The sun came out this morning and the clouds were early breaking up. The summits were still too socked in, so we decided to hike lower today and hope for really clear weather tomorrow.
After a quick breakfast of coffee and pastry we headed down the little path, or "wanderweg" in front of our apartment.
We hiked about a mile, and 1000 feet down from our town, Mürren, to Gimmelwald, an even smaller town. Our towns are connected by the lift and trails. We hiked past the waterfall gushing over the edge of the cliff right below us, down through fields of queen-ann's lace and wildflowers, below the gondola towers, past fields of hay and goats with clanking bells, past the snow stabilizers and avalanche barriers.
The snow is heavy, the glaciers dirty above the yellow and grey slab cliffs on the Jungfrau, the dominant peak here, with the Breithorn and Tschingelhorn up valley. The Mönch is still clouded in, and the Eiger is behind a ridge.
"Schönes Morgan" we pass a guy sharpening his scythe with a stone, the steel blade ringing; a husband uses a small hand mower to cut his field as his wife turns the last cutting with a wooden pitchfork. We pass hayricks, barns with fresh cheese, milk, eggs and vegetable for sale, more cute houses and cords and cords of neatly stacked firewood, with sheets of corrugated tin over them. The constant sounds: the clanking (not tinkling) bells on the goats, the loud rush of the rivers, the birds. I catch a great view of the Eiger as it roars around the side of a lower peak which had been hiding it. The cliffs plunge dramatically, and in every direction the white peaks lord over it all. The trails end in little Gimmelwald, so we have to take a cable car over the cliffs down to Stechelberg. We walked the three miles along the river between Stechelberg and Lauterbrunnen, amazed at the ribbons of water pouring over the lip of the cliff above; fine lines of white water blown sideways to form a mist, a disappearing wisp of a waterfall. It is hot here in the flowery meadow in this narrow valley, and I want to just lie back in the grass watching the BASE jumpers in their wingsuits fling themselves over the edge, the paragliders drifting easily, circling down, down. We get to Trümmelbachfälle, a huge waterfall corkscrewing right through the rock inside the mountain, draining the glaciers on the three peaks above. We literally take a funicular right up inside the mountain and hike paths cut through the rock to see the falls.

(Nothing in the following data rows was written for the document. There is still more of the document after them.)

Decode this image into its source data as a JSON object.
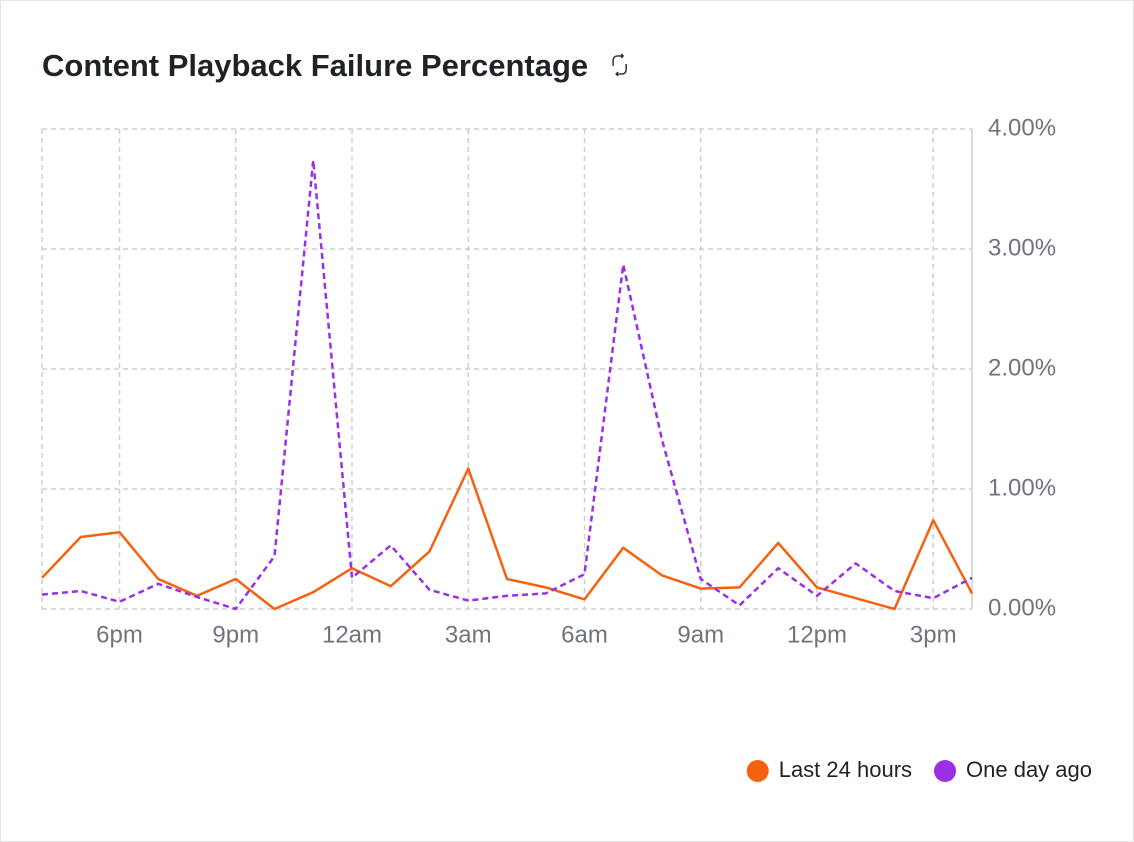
{
  "chart_data": {
    "type": "line",
    "title": "Content Playback Failure Percentage",
    "x": [
      0,
      1,
      2,
      3,
      4,
      5,
      6,
      7,
      8,
      9,
      10,
      11,
      12,
      13,
      14,
      15,
      16,
      17,
      18,
      19,
      20,
      21,
      22,
      23,
      24
    ],
    "xlim": [
      0,
      24
    ],
    "xticks": [
      {
        "value": 2,
        "label": "6pm"
      },
      {
        "value": 5,
        "label": "9pm"
      },
      {
        "value": 8,
        "label": "12am"
      },
      {
        "value": 11,
        "label": "3am"
      },
      {
        "value": 14,
        "label": "6am"
      },
      {
        "value": 17,
        "label": "9am"
      },
      {
        "value": 20,
        "label": "12pm"
      },
      {
        "value": 23,
        "label": "3pm"
      }
    ],
    "ylim": [
      0,
      4
    ],
    "yticks": [
      {
        "value": 0,
        "label": "0.00%"
      },
      {
        "value": 1,
        "label": "1.00%"
      },
      {
        "value": 2,
        "label": "2.00%"
      },
      {
        "value": 3,
        "label": "3.00%"
      },
      {
        "value": 4,
        "label": "4.00%"
      }
    ],
    "grid": true,
    "legend": "bottom-right",
    "series": [
      {
        "name": "Last 24 hours",
        "color": "#f5620f",
        "dashed": false,
        "values": [
          0.26,
          0.6,
          0.64,
          0.25,
          0.11,
          0.25,
          0.0,
          0.14,
          0.34,
          0.19,
          0.48,
          1.17,
          0.25,
          0.18,
          0.08,
          0.51,
          0.28,
          0.17,
          0.18,
          0.55,
          0.18,
          0.09,
          0.0,
          0.74,
          0.13
        ]
      },
      {
        "name": "One day ago",
        "color": "#9b2fe3",
        "dashed": true,
        "values": [
          0.12,
          0.15,
          0.06,
          0.21,
          0.1,
          0.0,
          0.44,
          3.74,
          0.26,
          0.53,
          0.16,
          0.07,
          0.11,
          0.13,
          0.29,
          2.87,
          1.41,
          0.25,
          0.03,
          0.34,
          0.11,
          0.38,
          0.15,
          0.09,
          0.26
        ]
      }
    ]
  }
}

By the time we make it to Lauterbrunnen the clouds are once again obscuring the high peaks, so we change our plans again. You just have to flexible in this weather. We find a little bar running a special, all you can eat BBQ for $23CHF, so Gail fills up on the $4 mini salad while I chow down on at least $50 worth of ribs and hefeweizen. You know, the views here are just over-the-top spectacular; even sitting in a café, the green mountainsides going up to grey cliffs, topped by white peaks and blue skies, all framed by multicolored umbrellas and the ubiquitous red and white Swiss flag... this is what has been missing all this trip: the amazing, jaw dropping views.
England was cute. I tire of cute. This, this I can spend a lifetime here.
Oh, I wish I could re-do this trip based on what I know now, cut out all but two days of England and add it all on to Paris, Iceland and here.
Well, if you don't go, you don't know. You can quote me on that.
We wander around, eventually end up back in Stechelberg where we catch the lift back up to Mürren. It was a good decision, as it was clouding in more and getting colder. We sat out in chairs in front of our apartment watching the clouds drift with the last paraglider, the lift silently bringing the gondola up, then back down. The guy cutting grass by hand, up high above him someone pitches the cut rows to dry, the goats clang in the distance. Jungfrau is somewhere hidden above; I draw my coat a little tighter, and we go in to eat cheese, bread and red wine for dinner.
Tomorrow: breakfast on Schilthorn, at 3000 meters (10,000 feet) before crossing the valley to hike along the base of the Eiger. At least, that's the plan.